(Reuters) – United Airlines Holdings Inc (UAL.O) on Thursday posted a first-quarter loss of $1.7 billion, including charges against investments in Latin America that have soured as the coronavirus pandemic jolts travel industries worldwide.
Airlines including United have parked jets and slashed flight schedules as demand has virtually vanished due to the pandemic, forcing them to suspend growth plans and shift their focus to saving cash.
Chicago-based United said it had $9.6 billion in liquidity as of April 29, up from $7.2 billion at the end of March, and that its cash burn would range between $40 million and $45 million per day in the second quarter.
United is set to receive $5 billion in payroll aid under the Coronavirus Aid, Relief, and Economic Security (CARES) Act and will likely decide in the third quarter whether to tap a $4.5 billion loan under the same package.
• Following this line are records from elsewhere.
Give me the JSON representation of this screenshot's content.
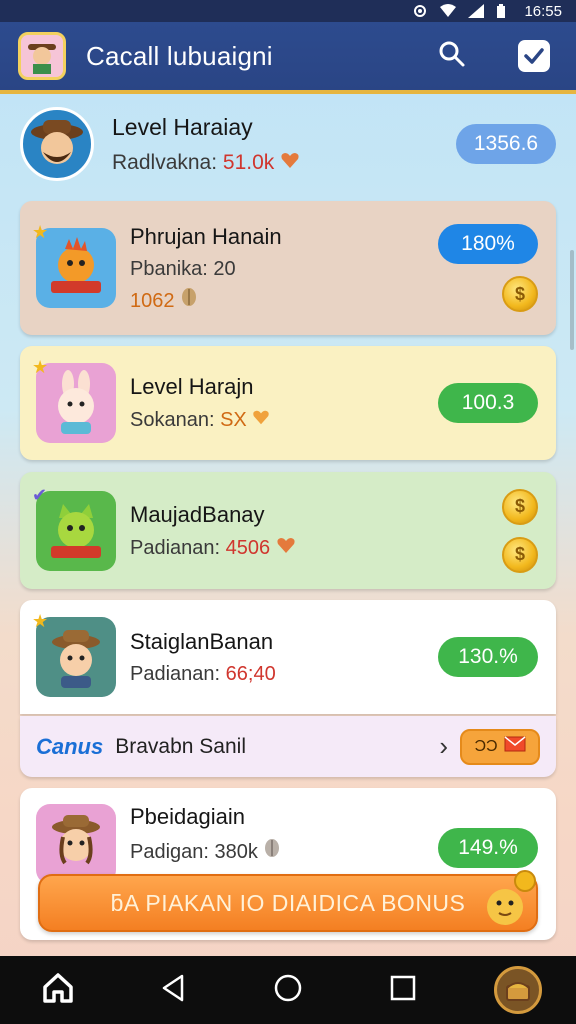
{
  "status_bar": {
    "time": "16:55"
  },
  "header": {
    "title": "Cacall lubuaigni"
  },
  "colors": {
    "header_bg": "#2d4b8e",
    "accent": "#e6b540",
    "green": "#3fb64b",
    "blue": "#1f86e6"
  },
  "top_entry": {
    "name": "Level Haraiay",
    "sub_label": "Radlvakna:",
    "sub_value": "51.0k",
    "pill": "1356.6"
  },
  "cards": [
    {
      "name": "Phrujan Hanain",
      "sub_label": "Pbanika:",
      "sub_value": "20",
      "extra_value": "1062",
      "pill": "180%"
    },
    {
      "name": "Level Harajn",
      "sub_label": "Sokanan:",
      "sub_value": "SX",
      "pill": "100.3"
    },
    {
      "name": "MaujadBanay",
      "sub_label": "Padianan:",
      "sub_value": "4506"
    },
    {
      "name": "StaiglanBanan",
      "sub_label": "Padianan:",
      "sub_value": "66;40",
      "pill": "130.%"
    },
    {
      "name": "Pbeidagiain",
      "sub_label": "Padigan:",
      "sub_value": "380k",
      "pill": "149.%"
    }
  ],
  "promo_row": {
    "brand": "Canus",
    "label": "Bravabn Sanil",
    "chip": "ƆƆ"
  },
  "bonus_button": {
    "label": "ƃA PIAKAN IO DIAIDICA BONUS"
  },
  "coins": {
    "symbol": "$"
  },
  "icons": {
    "search": "search-icon",
    "check": "check-icon",
    "home": "home-icon",
    "back": "back-icon",
    "recent": "recent-apps-icon"
  }
}
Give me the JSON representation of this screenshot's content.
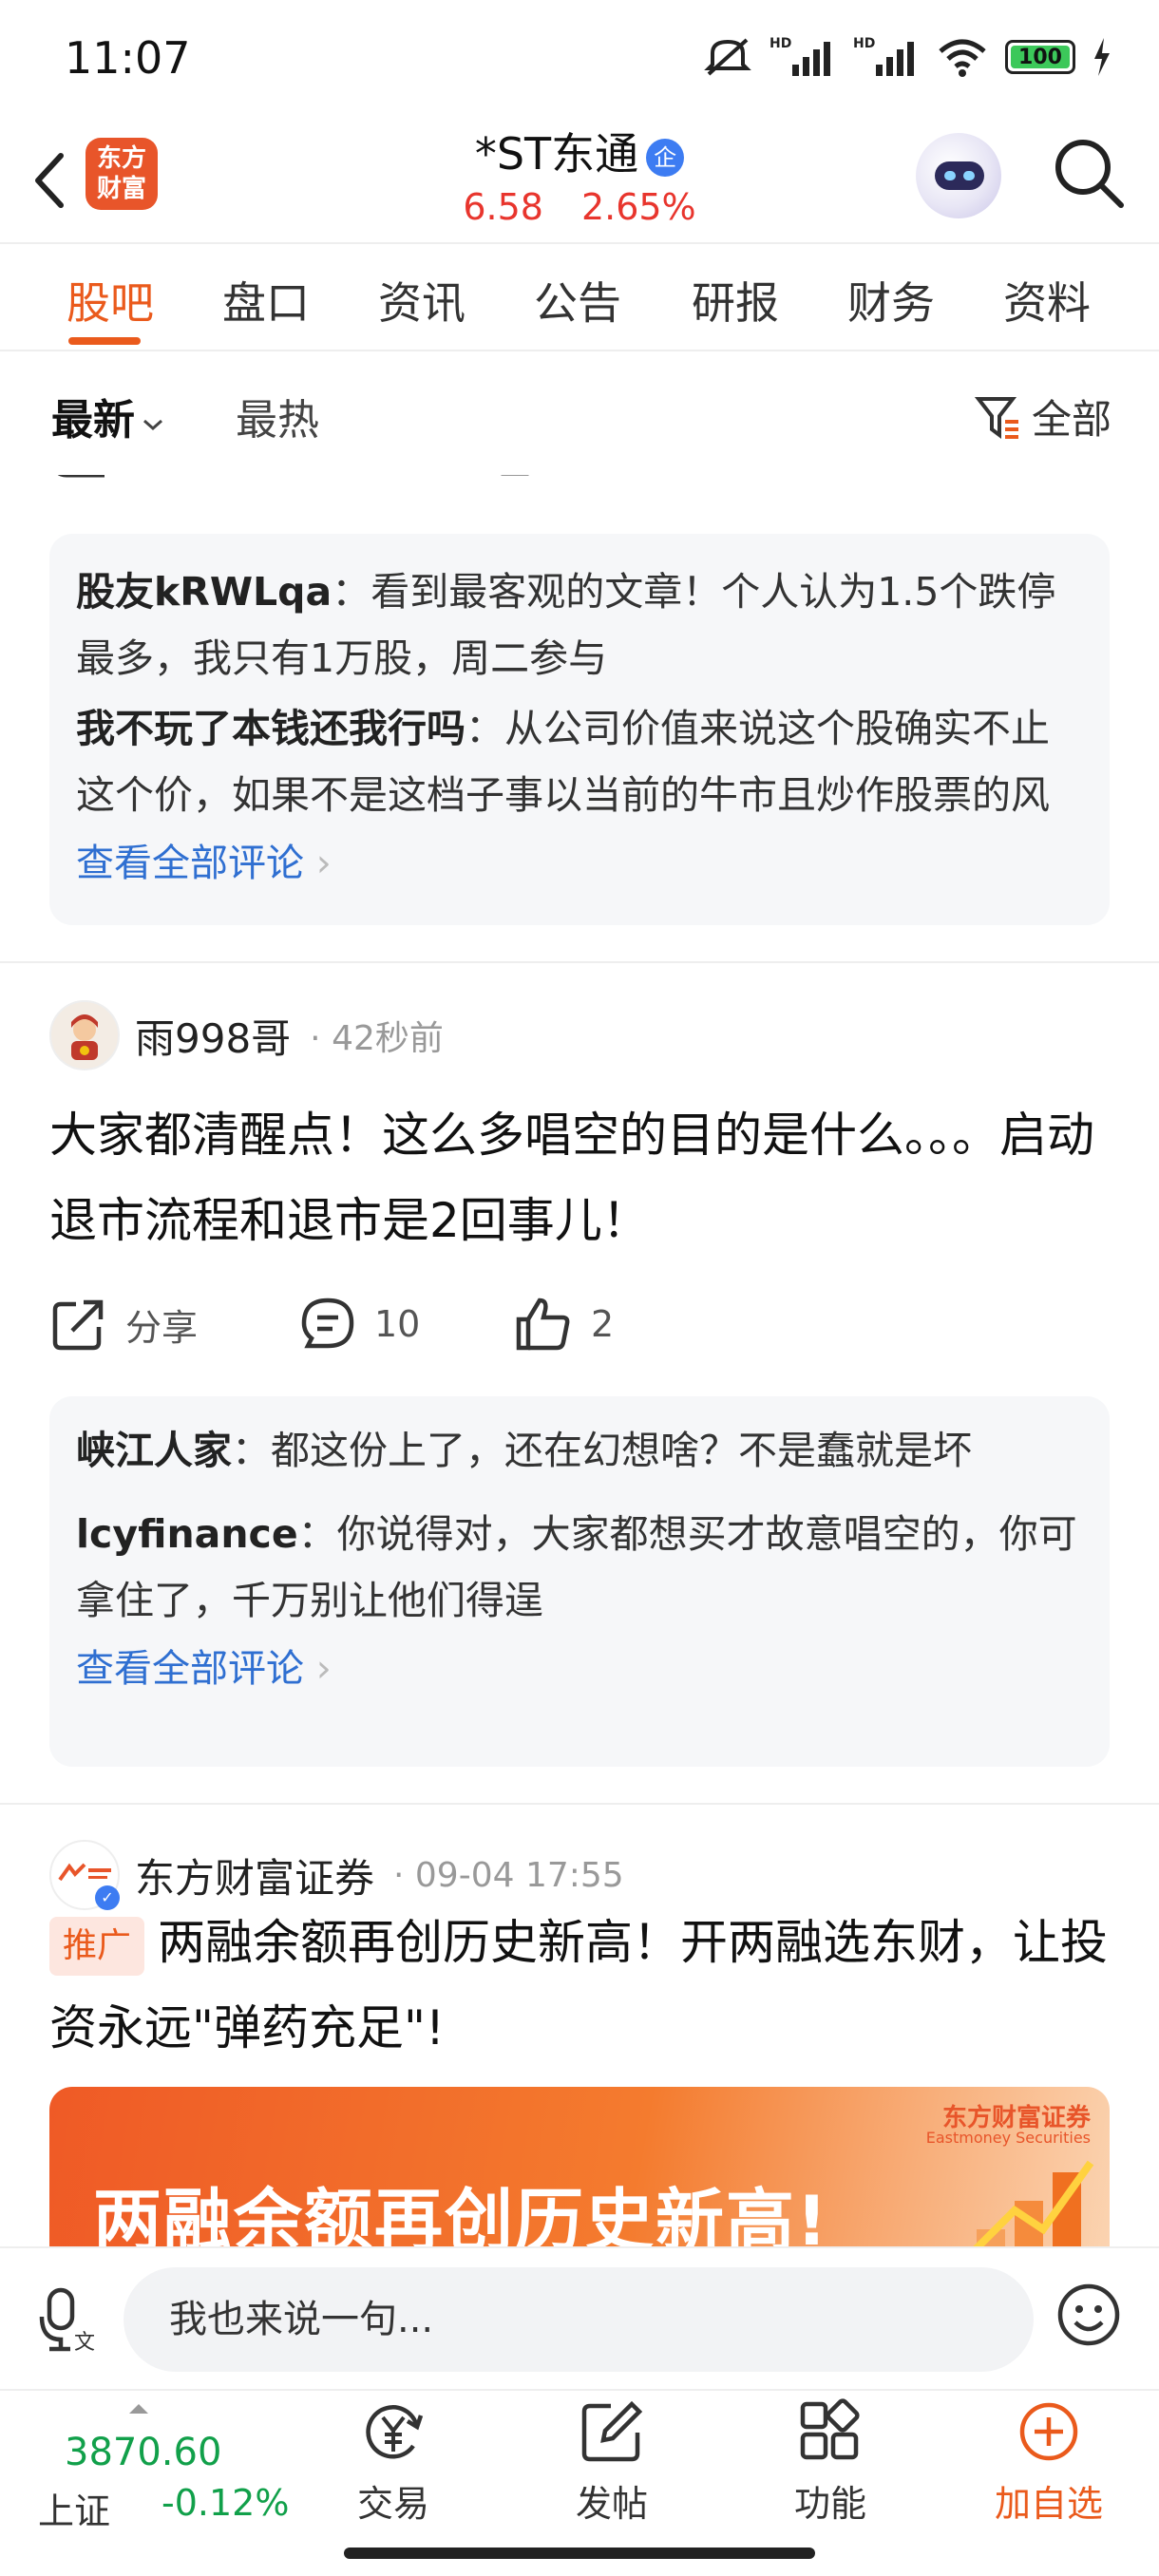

The terms of the payroll aid bar airlines from cutting pay or jobs through Sept. 30, but many including United have said they will have to downsize in the fall if demand has not recovered.
“While we are still in the midst of this crisis, we will not hesitate to make difficult decisions we believe will ensure the long term success of our company,” CEO Oscar Munoz said in a statement.
The airline industry has said it could take two to three years for demand to reach 2019 levels.
United’s net loss to March 31 compares with a $292 million profit a year earlier. On an adjusted net basis, United’s net loss was $639 million, or a loss of $2.57 per share.
Total operating revenue declined 17% to $8 billion.
United’s shares closed down 5.2% at $29.58 before the results were released.